We were stopped to the side of a compacted dirt road, tools laid out beside the back wheel, the sound of a chain fallen off had halted any further progress in our destination to Pan de Azucar. Three shiny, big, adventure bikes pull up beside Deb’s fading yellow GS650. It was the Chileans we met at the gas station who told us about camping on the beach at the national park.
The main thing we noticed once we crossed into Chile was that the people were instantly friendlier and helpful. I was so excited to be out of Bolivia, that I almost stopped to kiss the pole that held the sign which read “Bienvenido a Chile” as we rode underneath it. We were actually seen again. Other drivers noticed we were on the road too and instead of looking through us like we were transparent, they waved as we passed by on motorcycles or they flashed their lights in excitement.
And the other thing we loved: There was lots of free camping. We tuck behind rocks and bushes to hide us from the road and set up camp for the night. It’s also an expensive country, so it became a goal to not pay for any nights accommodations.
As the bikers dismounted their shiny new BMWs, we continued to crouch next to the drive train, our hands covered in grease, kneeling in already dirty suits, not caring about the layers currently being added to it. I was nervous as they stepped closer that they might get a spot of dirt on their pristine boots just by looking at what we were doing. They could see we were in the midst of fixing the problem, and offered what they could… unable to impart any experiential wisdom, they offered tools. If we had needed them, I still would have hesitated touching their newness.
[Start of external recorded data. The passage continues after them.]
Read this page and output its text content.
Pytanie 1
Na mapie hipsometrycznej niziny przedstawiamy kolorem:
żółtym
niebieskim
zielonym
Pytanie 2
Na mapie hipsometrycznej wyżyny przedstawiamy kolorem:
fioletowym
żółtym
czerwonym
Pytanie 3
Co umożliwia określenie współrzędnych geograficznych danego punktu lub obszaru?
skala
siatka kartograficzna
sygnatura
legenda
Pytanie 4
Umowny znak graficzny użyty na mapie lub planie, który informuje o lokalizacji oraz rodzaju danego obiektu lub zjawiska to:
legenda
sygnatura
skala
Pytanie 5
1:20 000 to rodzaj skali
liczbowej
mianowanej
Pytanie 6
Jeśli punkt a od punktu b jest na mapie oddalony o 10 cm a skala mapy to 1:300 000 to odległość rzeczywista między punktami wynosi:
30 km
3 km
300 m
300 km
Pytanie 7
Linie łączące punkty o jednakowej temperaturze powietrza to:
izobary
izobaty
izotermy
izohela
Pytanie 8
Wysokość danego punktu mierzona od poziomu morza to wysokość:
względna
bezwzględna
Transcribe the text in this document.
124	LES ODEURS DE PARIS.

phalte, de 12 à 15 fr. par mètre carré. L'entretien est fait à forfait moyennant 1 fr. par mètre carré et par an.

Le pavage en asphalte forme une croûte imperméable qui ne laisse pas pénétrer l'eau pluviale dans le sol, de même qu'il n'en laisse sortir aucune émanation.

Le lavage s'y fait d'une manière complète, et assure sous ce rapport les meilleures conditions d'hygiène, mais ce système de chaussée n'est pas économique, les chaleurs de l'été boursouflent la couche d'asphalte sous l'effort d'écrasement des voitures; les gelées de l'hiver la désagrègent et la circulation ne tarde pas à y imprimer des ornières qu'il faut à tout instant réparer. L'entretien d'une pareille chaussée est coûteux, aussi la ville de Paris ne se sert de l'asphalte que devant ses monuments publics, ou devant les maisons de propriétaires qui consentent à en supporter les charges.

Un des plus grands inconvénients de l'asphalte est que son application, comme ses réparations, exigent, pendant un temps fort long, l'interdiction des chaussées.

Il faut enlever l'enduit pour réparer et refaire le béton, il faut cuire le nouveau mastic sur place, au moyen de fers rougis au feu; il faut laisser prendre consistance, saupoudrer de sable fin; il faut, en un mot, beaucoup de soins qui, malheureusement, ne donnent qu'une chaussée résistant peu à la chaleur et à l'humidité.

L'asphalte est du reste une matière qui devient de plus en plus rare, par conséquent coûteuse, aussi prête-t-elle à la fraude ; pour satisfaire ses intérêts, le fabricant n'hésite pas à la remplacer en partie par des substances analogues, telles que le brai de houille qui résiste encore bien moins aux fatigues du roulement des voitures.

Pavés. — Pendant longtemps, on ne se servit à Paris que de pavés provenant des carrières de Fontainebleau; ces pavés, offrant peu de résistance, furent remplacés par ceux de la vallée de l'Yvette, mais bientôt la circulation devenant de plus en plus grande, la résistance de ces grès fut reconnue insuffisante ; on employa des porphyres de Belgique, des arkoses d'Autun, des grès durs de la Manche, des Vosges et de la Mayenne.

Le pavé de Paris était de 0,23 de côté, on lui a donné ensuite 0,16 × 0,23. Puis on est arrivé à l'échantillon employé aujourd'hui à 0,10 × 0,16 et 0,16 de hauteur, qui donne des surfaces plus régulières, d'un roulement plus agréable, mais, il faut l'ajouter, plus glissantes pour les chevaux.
As we finished up, trying to beat the extinguishing light of a setting sun, we rode to the darkened waves of the beach. Seeing the state we were in just moments before, they kindly invited us to share their campsite and brought back empanadas from the little tienda on the other side of the beach. As I ate the still warm pockets of delicious cheese and camarones, I hoped they didn’t notice how much black dirt was stuck underneath my fingernails. Days of camping and working on the bikes had yet to be scrubbed off.
This became our Chile night after night.
We succeeded to not pay for accommodations all the way down to Tierra del Fuego. Our days would leisurely begin as the sun rose, a brisk dip if water was nearby, breakfast as we packed our bikes, ride a 150-200km until we found a spot for lunch, ordering empanadas to test which town made them best, then ride until we watched the sun set, finding camp along rivers, under street passes, out in the middle of the desert. Night after night we camped under the stars and their shiny brilliance.